To use this utility, you need to just say:
client := startFirestoreEmulator(t)
Source code:
// Copyright 2021 Ahmet Alp Balkan
//
// Licensed under the Apache License, Version 2.0 (the "License");
// you may not use this file except in compliance with the License.
// You may obtain a copy of the License at
//
// http://www.apache.org/licenses/LICENSE-2.0
//
// Unless required by applicable law or agreed to in writing, software
// distributed under the License is distributed on an "AS IS" BASIS,
// WITHOUT WARRANTIES OR CONDITIONS OF ANY KIND, either express or implied.
// See the License for the specific language governing permissions and
// limitations under the License.
// Package firestoretestutil contains test utilities for starting a firestore
// emulator locally for unit tests.
package firestoretestutil
import (
"bytes"
"context"
"fmt"
"net"
"net/http"
"os"
"os/exec"
"sync"
"testing"
"time"
firestore "cloud.google.com/go/firestore"
)
const firestoreEmulatorProj = "dummy-emulator-firestore-project"
// cBuffer is a buffer safe for concurrent use.
type cBuffer struct {
b bytes.Buffer
sync.Mutex
}
func (c *cBuffer) Write(p []byte) (n int, err error) {
c.Lock()
defer c.Unlock()
return c.b.Write(p)
}
func StartEmulator(t *testing.T, ctx context.Context) *firestore.Client {
t.Helper()
port := "8010"
addr := "localhost:" + port
ctx, cancel := context.WithCancel(ctx)
t.Cleanup(func() {
t.Log("shutting down firestore operator")
cancel()
})
// TODO investigate why there are still java processes hanging around
// despite we kill the exec'd command, suspecting /bin/bash wrapper that gcloud
// applies around the java process.
cmd := exec.CommandContext(ctx, "gcloud", "beta", "emulators", "firestore", "start", "--host-port="+addr)

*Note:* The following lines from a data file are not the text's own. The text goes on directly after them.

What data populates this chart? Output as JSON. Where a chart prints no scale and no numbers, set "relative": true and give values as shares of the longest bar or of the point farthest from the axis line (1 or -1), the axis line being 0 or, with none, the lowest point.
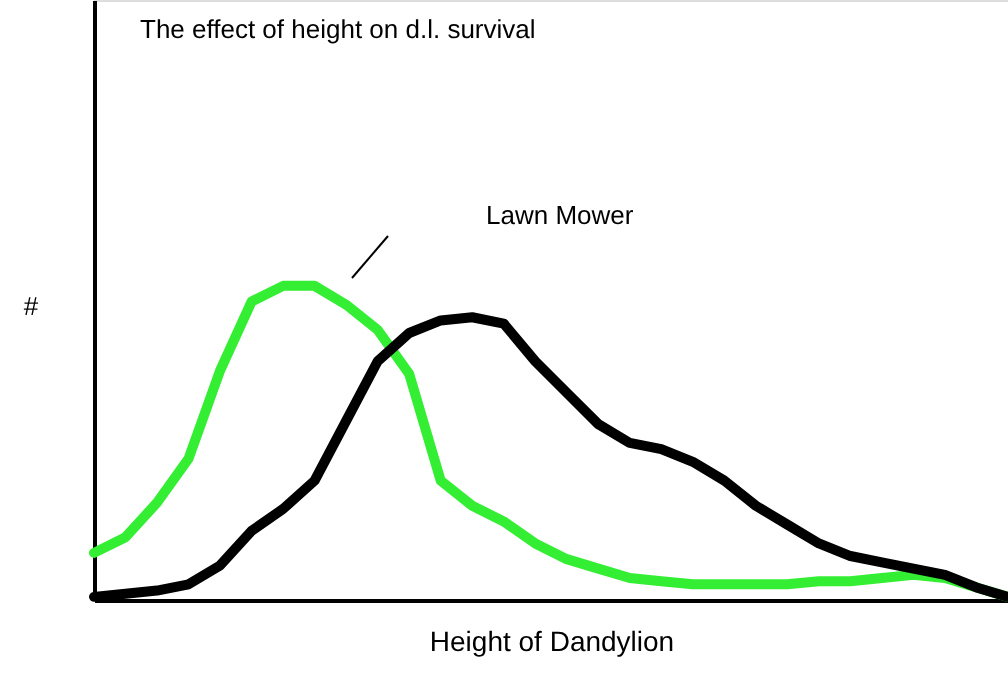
{
  "chart_data": {
    "type": "line",
    "title": "The effect of height on d.l. survival",
    "xlabel": "Height of Dandylion",
    "ylabel": "#",
    "categories": [
      null,
      null,
      null,
      null,
      null,
      null,
      null,
      null,
      null,
      null,
      null,
      null,
      null,
      null,
      null,
      null,
      null,
      null,
      null,
      null,
      null,
      null,
      null,
      null,
      null,
      null,
      null,
      null,
      null,
      null
    ],
    "relative": true,
    "tick_labels": false,
    "grid": false,
    "legend": false,
    "series": [
      {
        "name": "Lawn Mower",
        "color": "#33ee33",
        "values": [
          0.15,
          0.2,
          0.31,
          0.45,
          0.73,
          0.95,
          1,
          1,
          0.94,
          0.86,
          0.72,
          0.38,
          0.3,
          0.25,
          0.18,
          0.13,
          0.1,
          0.07,
          0.06,
          0.05,
          0.05,
          0.05,
          0.05,
          0.06,
          0.06,
          0.07,
          0.08,
          0.07,
          0.04,
          0.01
        ]
      },
      {
        "color": "#000000",
        "values": [
          0.01,
          0.02,
          0.03,
          0.05,
          0.11,
          0.22,
          0.29,
          0.38,
          0.57,
          0.76,
          0.85,
          0.89,
          0.9,
          0.88,
          0.76,
          0.66,
          0.56,
          0.5,
          0.48,
          0.44,
          0.38,
          0.3,
          0.24,
          0.18,
          0.14,
          0.12,
          0.1,
          0.08,
          0.04,
          0.01
        ]
      }
    ]
  }
}
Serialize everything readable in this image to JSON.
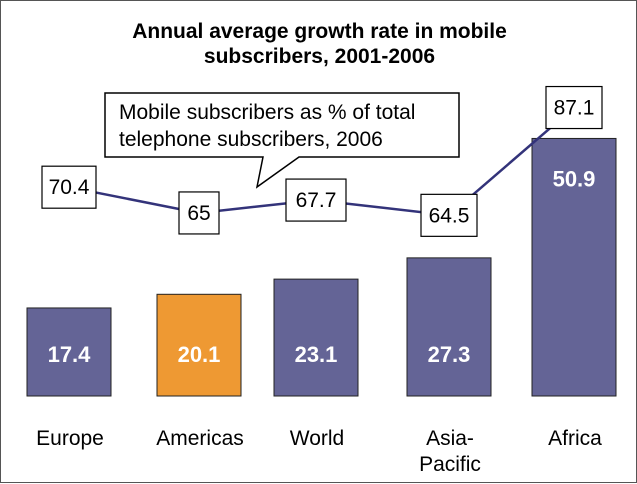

out := &cBuffer{b: bytes.Buffer{}}
cmd.Stderr, cmd.Stdout = out, out
if err := cmd.Start(); err != nil {
t.Fatalf("failed to start firestore emulator: %v -- out:%s", err, out.b.String())
}
dialCtx, clean := context.WithTimeout(ctx, time.Second*10)
defer clean()
var connected bool
for !connected {
select {
case <-dialCtx.Done():
t.Fatalf("emulator did not come up timely: %v -- output: %s", dialCtx.Err(), out.b.String())
default:
c, err := (&net.Dialer{Timeout: time.Millisecond * 200}).DialContext(ctx, "tcp", addr)
if err == nil {
c.Close()
t.Log("firestore emulator started")
connected = true
break
}
time.Sleep(time.Millisecond * 200) //before retrying
}
}
os.Setenv("FIRESTORE_EMULATOR_HOST", addr)

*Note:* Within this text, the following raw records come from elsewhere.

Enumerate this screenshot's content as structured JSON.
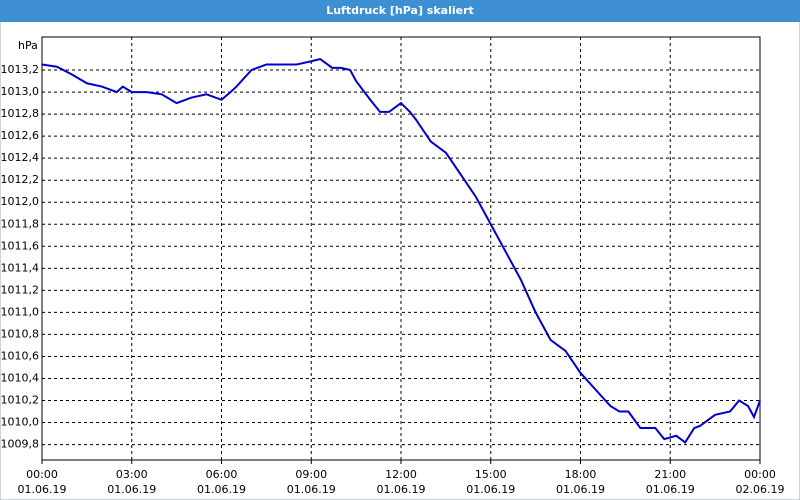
{
  "chart_data": {
    "type": "line",
    "title": "Luftdruck [hPa] skaliert",
    "y_label": "hPa",
    "x": [
      0,
      0.5,
      1,
      1.5,
      2,
      2.5,
      2.7,
      3,
      3.5,
      4,
      4.5,
      5,
      5.5,
      6,
      6.3,
      6.5,
      7,
      7.5,
      8,
      8.5,
      9,
      9.3,
      9.7,
      10,
      10.3,
      10.5,
      11,
      11.3,
      11.6,
      12,
      12.3,
      12.5,
      13,
      13.5,
      14,
      14.5,
      15,
      15.5,
      16,
      16.5,
      17,
      17.5,
      18,
      18.5,
      19,
      19.3,
      19.6,
      20,
      20.5,
      20.8,
      21.2,
      21.5,
      21.8,
      22,
      22.5,
      23,
      23.3,
      23.6,
      23.8,
      24
    ],
    "series": [
      {
        "color": "#0000c8",
        "values": [
          1013.25,
          1013.23,
          1013.16,
          1013.08,
          1013.05,
          1013.0,
          1013.05,
          1013.0,
          1013.0,
          1012.98,
          1012.9,
          1012.95,
          1012.98,
          1012.93,
          1013.0,
          1013.05,
          1013.2,
          1013.25,
          1013.25,
          1013.25,
          1013.28,
          1013.3,
          1013.22,
          1013.22,
          1013.2,
          1013.1,
          1012.92,
          1012.82,
          1012.82,
          1012.9,
          1012.82,
          1012.75,
          1012.55,
          1012.45,
          1012.25,
          1012.05,
          1011.8,
          1011.55,
          1011.3,
          1011.0,
          1010.75,
          1010.65,
          1010.45,
          1010.3,
          1010.15,
          1010.1,
          1010.1,
          1009.95,
          1009.95,
          1009.85,
          1009.88,
          1009.82,
          1009.95,
          1009.97,
          1010.07,
          1010.1,
          1010.2,
          1010.15,
          1010.05,
          1010.2
        ]
      }
    ],
    "xlim": [
      0,
      24
    ],
    "xticks": [
      {
        "value": 0,
        "label": "00:00 01.06.19"
      },
      {
        "value": 3,
        "label": "03:00 01.06.19"
      },
      {
        "value": 6,
        "label": "06:00 01.06.19"
      },
      {
        "value": 9,
        "label": "09:00 01.06.19"
      },
      {
        "value": 12,
        "label": "12:00 01.06.19"
      },
      {
        "value": 15,
        "label": "15:00 01.06.19"
      },
      {
        "value": 18,
        "label": "18:00 01.06.19"
      },
      {
        "value": 21,
        "label": "21:00 01.06.19"
      },
      {
        "value": 24,
        "label": "00:00 02.06.19"
      }
    ],
    "ylim": [
      1009.66,
      1013.5
    ],
    "yticks": [
      {
        "value": 1009.8,
        "label": "1009,8"
      },
      {
        "value": 1010.0,
        "label": "1010,0"
      },
      {
        "value": 1010.2,
        "label": "1010,2"
      },
      {
        "value": 1010.4,
        "label": "1010,4"
      },
      {
        "value": 1010.6,
        "label": "1010,6"
      },
      {
        "value": 1010.8,
        "label": "1010,8"
      },
      {
        "value": 1011.0,
        "label": "1011,0"
      },
      {
        "value": 1011.2,
        "label": "1011,2"
      },
      {
        "value": 1011.4,
        "label": "1011,4"
      },
      {
        "value": 1011.6,
        "label": "1011,6"
      },
      {
        "value": 1011.8,
        "label": "1011,8"
      },
      {
        "value": 1012.0,
        "label": "1012,0"
      },
      {
        "value": 1012.2,
        "label": "1012,2"
      },
      {
        "value": 1012.4,
        "label": "1012,4"
      },
      {
        "value": 1012.6,
        "label": "1012,6"
      },
      {
        "value": 1012.8,
        "label": "1012,8"
      },
      {
        "value": 1013.0,
        "label": "1013,0"
      },
      {
        "value": 1013.2,
        "label": "1013,2"
      }
    ],
    "grid": true
  }
}
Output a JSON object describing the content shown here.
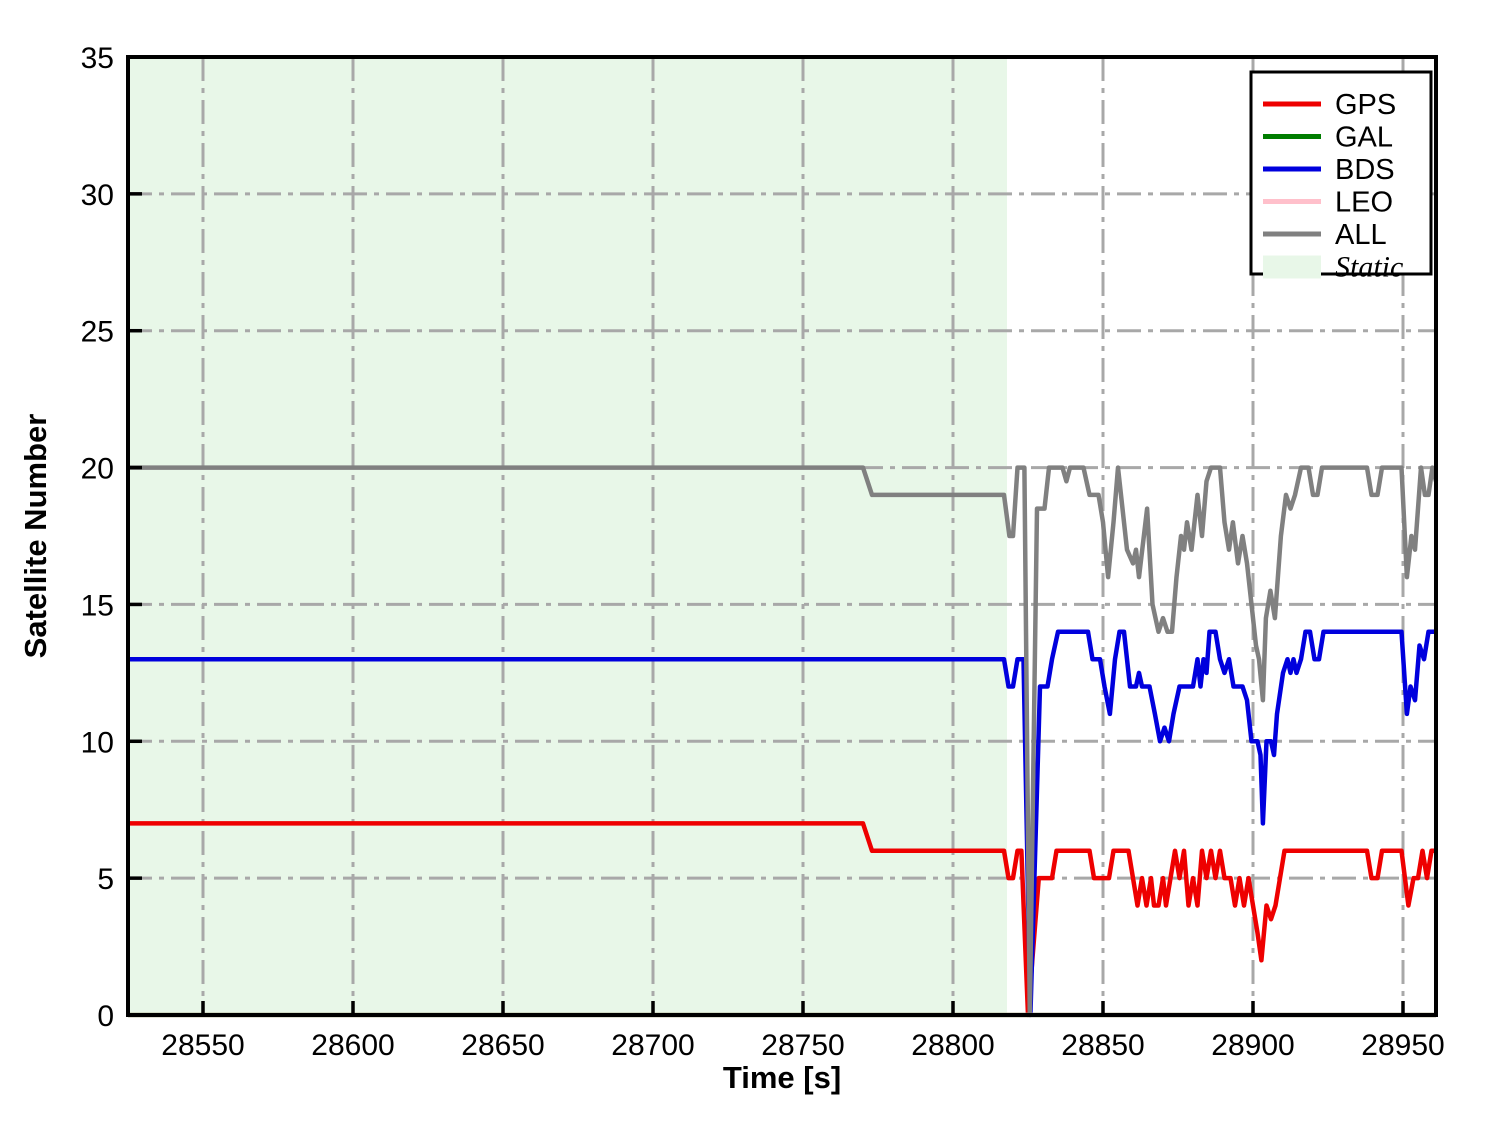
{
  "chart_data": {
    "type": "line",
    "title": "",
    "xlabel": "Time [s]",
    "ylabel": "Satellite Number",
    "xlim": [
      28525,
      28961
    ],
    "ylim": [
      0,
      35
    ],
    "xticks": [
      28550,
      28600,
      28650,
      28700,
      28750,
      28800,
      28850,
      28900,
      28950
    ],
    "yticks": [
      0,
      5,
      10,
      15,
      20,
      25,
      30,
      35
    ],
    "grid": "dash-dot",
    "grid_color": "#a8a8a8",
    "axis_color": "#000000",
    "legend_position": "top-right",
    "static_region": {
      "label": "Static",
      "x_start": 28525,
      "x_end": 28818,
      "color": "#e8f7e8"
    },
    "legend": {
      "entries": [
        {
          "label": "GPS",
          "type": "line",
          "color": "#ee0000"
        },
        {
          "label": "GAL",
          "type": "line",
          "color": "#007d00"
        },
        {
          "label": "BDS",
          "type": "line",
          "color": "#0000dd"
        },
        {
          "label": "LEO",
          "type": "line",
          "color": "#ffc0cb"
        },
        {
          "label": "ALL",
          "type": "line",
          "color": "#808080"
        },
        {
          "label": "Static",
          "type": "patch",
          "color": "#e8f7e8"
        }
      ]
    },
    "series": [
      {
        "name": "GPS",
        "color": "#ee0000",
        "points": [
          [
            28525,
            7
          ],
          [
            28770,
            7
          ],
          [
            28773,
            6
          ],
          [
            28817,
            6
          ],
          [
            28818.5,
            5
          ],
          [
            28820,
            5
          ],
          [
            28821.5,
            6
          ],
          [
            28822.8,
            6
          ],
          [
            28825,
            0
          ],
          [
            28828.6,
            5
          ],
          [
            28833,
            5
          ],
          [
            28834.5,
            6
          ],
          [
            28845.5,
            6
          ],
          [
            28847,
            5
          ],
          [
            28852,
            5
          ],
          [
            28853.5,
            6
          ],
          [
            28858.5,
            6
          ],
          [
            28860,
            5
          ],
          [
            28861.5,
            4
          ],
          [
            28863,
            5
          ],
          [
            28864.5,
            4
          ],
          [
            28866,
            5
          ],
          [
            28867,
            4
          ],
          [
            28868.5,
            4
          ],
          [
            28870,
            5
          ],
          [
            28871,
            4
          ],
          [
            28872.5,
            5
          ],
          [
            28874,
            6
          ],
          [
            28875.5,
            5
          ],
          [
            28877,
            6
          ],
          [
            28878.5,
            4
          ],
          [
            28880,
            5
          ],
          [
            28881.5,
            4
          ],
          [
            28883,
            6
          ],
          [
            28884.5,
            5
          ],
          [
            28886,
            6
          ],
          [
            28887.5,
            5
          ],
          [
            28889,
            6
          ],
          [
            28890.5,
            5
          ],
          [
            28892.5,
            5
          ],
          [
            28894,
            4
          ],
          [
            28895.5,
            5
          ],
          [
            28897,
            4
          ],
          [
            28898.5,
            5
          ],
          [
            28900,
            4
          ],
          [
            28901.5,
            3
          ],
          [
            28902.8,
            2
          ],
          [
            28904.5,
            4
          ],
          [
            28906,
            3.5
          ],
          [
            28907.5,
            4
          ],
          [
            28909,
            5
          ],
          [
            28910.5,
            6
          ],
          [
            28938,
            6
          ],
          [
            28939.5,
            5
          ],
          [
            28941.5,
            5
          ],
          [
            28943,
            6
          ],
          [
            28949.5,
            6
          ],
          [
            28951.8,
            4
          ],
          [
            28953.5,
            5
          ],
          [
            28955,
            5
          ],
          [
            28956.5,
            6
          ],
          [
            28958,
            5
          ],
          [
            28959.5,
            6
          ],
          [
            28961,
            6
          ]
        ]
      },
      {
        "name": "GAL",
        "color": "#007d00",
        "points": [
          [
            28525,
            0
          ],
          [
            28961,
            0
          ]
        ]
      },
      {
        "name": "BDS",
        "color": "#0000dd",
        "points": [
          [
            28525,
            13
          ],
          [
            28817,
            13
          ],
          [
            28818.5,
            12
          ],
          [
            28820,
            12
          ],
          [
            28821.5,
            13
          ],
          [
            28823.5,
            13
          ],
          [
            28825.8,
            0
          ],
          [
            28829,
            12
          ],
          [
            28831.5,
            12
          ],
          [
            28833,
            13
          ],
          [
            28835,
            14
          ],
          [
            28845,
            14
          ],
          [
            28846.5,
            13
          ],
          [
            28849,
            13
          ],
          [
            28850.5,
            12
          ],
          [
            28852.3,
            11
          ],
          [
            28854,
            13
          ],
          [
            28855.5,
            14
          ],
          [
            28857,
            14
          ],
          [
            28859,
            12
          ],
          [
            28861,
            12
          ],
          [
            28862,
            12.5
          ],
          [
            28863,
            12
          ],
          [
            28865.5,
            12
          ],
          [
            28867.3,
            11
          ],
          [
            28869,
            10
          ],
          [
            28870.5,
            10.5
          ],
          [
            28872,
            10
          ],
          [
            28873.5,
            11
          ],
          [
            28875.5,
            12
          ],
          [
            28880,
            12
          ],
          [
            28881.5,
            13
          ],
          [
            28882.5,
            12
          ],
          [
            28883.5,
            13
          ],
          [
            28884.5,
            12.5
          ],
          [
            28885.5,
            14
          ],
          [
            28887.5,
            14
          ],
          [
            28889,
            13
          ],
          [
            28890.5,
            12.5
          ],
          [
            28892,
            13
          ],
          [
            28893.5,
            12
          ],
          [
            28896.5,
            12
          ],
          [
            28898,
            11.5
          ],
          [
            28899.5,
            10
          ],
          [
            28901.5,
            10
          ],
          [
            28902.5,
            9.5
          ],
          [
            28903.3,
            7
          ],
          [
            28904.5,
            10
          ],
          [
            28906,
            10
          ],
          [
            28907,
            9.5
          ],
          [
            28908,
            11
          ],
          [
            28910,
            12.5
          ],
          [
            28911.5,
            13
          ],
          [
            28912.5,
            12.5
          ],
          [
            28913.5,
            13
          ],
          [
            28914.5,
            12.5
          ],
          [
            28916,
            13
          ],
          [
            28917.5,
            14
          ],
          [
            28919,
            14
          ],
          [
            28920.5,
            13
          ],
          [
            28922,
            13
          ],
          [
            28923.5,
            14
          ],
          [
            28949.5,
            14
          ],
          [
            28951.3,
            11
          ],
          [
            28952.5,
            12
          ],
          [
            28954,
            11.5
          ],
          [
            28955.5,
            13.5
          ],
          [
            28957,
            13
          ],
          [
            28958.5,
            14
          ],
          [
            28961,
            14
          ]
        ]
      },
      {
        "name": "LEO",
        "color": "#ffc0cb",
        "points": [
          [
            28525,
            0
          ],
          [
            28961,
            0
          ]
        ]
      },
      {
        "name": "ALL",
        "color": "#808080",
        "points": [
          [
            28525,
            20
          ],
          [
            28770,
            20
          ],
          [
            28773,
            19
          ],
          [
            28817,
            19
          ],
          [
            28818.8,
            17.5
          ],
          [
            28820,
            17.5
          ],
          [
            28821.5,
            20
          ],
          [
            28823.8,
            20
          ],
          [
            28825.6,
            0
          ],
          [
            28828,
            18.5
          ],
          [
            28830.5,
            18.5
          ],
          [
            28832,
            20
          ],
          [
            28836.5,
            20
          ],
          [
            28837.8,
            19.5
          ],
          [
            28839,
            20
          ],
          [
            28843.5,
            20
          ],
          [
            28845.5,
            19
          ],
          [
            28848.5,
            19
          ],
          [
            28850,
            18
          ],
          [
            28851.7,
            16
          ],
          [
            28853.5,
            18
          ],
          [
            28855,
            20
          ],
          [
            28856.5,
            18.5
          ],
          [
            28858,
            17
          ],
          [
            28860,
            16.5
          ],
          [
            28861,
            17
          ],
          [
            28862,
            16
          ],
          [
            28864.7,
            18.5
          ],
          [
            28866.5,
            15
          ],
          [
            28868.5,
            14
          ],
          [
            28870,
            14.5
          ],
          [
            28871.5,
            14
          ],
          [
            28873,
            14
          ],
          [
            28874.5,
            16
          ],
          [
            28876,
            17.5
          ],
          [
            28877,
            17
          ],
          [
            28878,
            18
          ],
          [
            28879.5,
            17
          ],
          [
            28881.5,
            19
          ],
          [
            28883,
            17.5
          ],
          [
            28884.5,
            19.5
          ],
          [
            28886,
            20
          ],
          [
            28889,
            20
          ],
          [
            28890.5,
            18
          ],
          [
            28892,
            17
          ],
          [
            28893.3,
            18
          ],
          [
            28895,
            16.5
          ],
          [
            28896.5,
            17.5
          ],
          [
            28898,
            16.5
          ],
          [
            28899.5,
            15
          ],
          [
            28901,
            13.5
          ],
          [
            28902,
            13
          ],
          [
            28903.3,
            11.5
          ],
          [
            28904.3,
            14.5
          ],
          [
            28905.8,
            15.5
          ],
          [
            28907.3,
            14.5
          ],
          [
            28909.3,
            17.5
          ],
          [
            28911,
            19
          ],
          [
            28912.5,
            18.5
          ],
          [
            28914,
            19
          ],
          [
            28916,
            20
          ],
          [
            28918.5,
            20
          ],
          [
            28920,
            19
          ],
          [
            28921.5,
            19
          ],
          [
            28923,
            20
          ],
          [
            28938,
            20
          ],
          [
            28939.5,
            19
          ],
          [
            28941.5,
            19
          ],
          [
            28943,
            20
          ],
          [
            28949.5,
            20
          ],
          [
            28951.3,
            16
          ],
          [
            28952.8,
            17.5
          ],
          [
            28954,
            17
          ],
          [
            28956,
            20
          ],
          [
            28957.3,
            19
          ],
          [
            28958.5,
            19
          ],
          [
            28959.8,
            20
          ],
          [
            28961,
            19.5
          ]
        ]
      }
    ]
  }
}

cl, err := firestore.NewClient(ctx, firestoreEmulatorProj)
if err != nil {
t.Fatal(err)
}
os.Unsetenv("FIRESTORE_EMULATOR_HOST")
truncateDB(t, addr)
return cl
}
func truncateDB(t *testing.T, addr string) {
t.Helper()
// technique adopted from https://stackoverflow.com/a/58866194/54929
req, _ := http.NewRequest(http.MethodDelete, fmt.Sprintf("http://%s/emulator/v1/projects/%s/databases/(default)/documents",
addr, firestoreEmulatorProj), nil)
resp, err := http.DefaultClient.Do(req)
if err != nil {
t.Fatal(err)
}
if resp.StatusCode != http.StatusOK {
t.Fatalf("failed to clear db: %v", resp.Status)
}
}
Upvotes: 1
Reputation: 6854
The emulator supports an endpoint to clear the database (docs):
curl -v -X DELETE "http://localhost:PORT/emulator/v1/projects/PROJECT_NAME/databases/(default)/documents"
Fill in the PORT
and PROJECT_NAME
.
Upvotes: 12
Reputation: 686
You can use this:
module.exports.teardown = async () => {
Promise.all(firebase.apps().map(app => app.delete()));
};
Now, each time you call teardown
, you will delete all data from the Firestore emulator.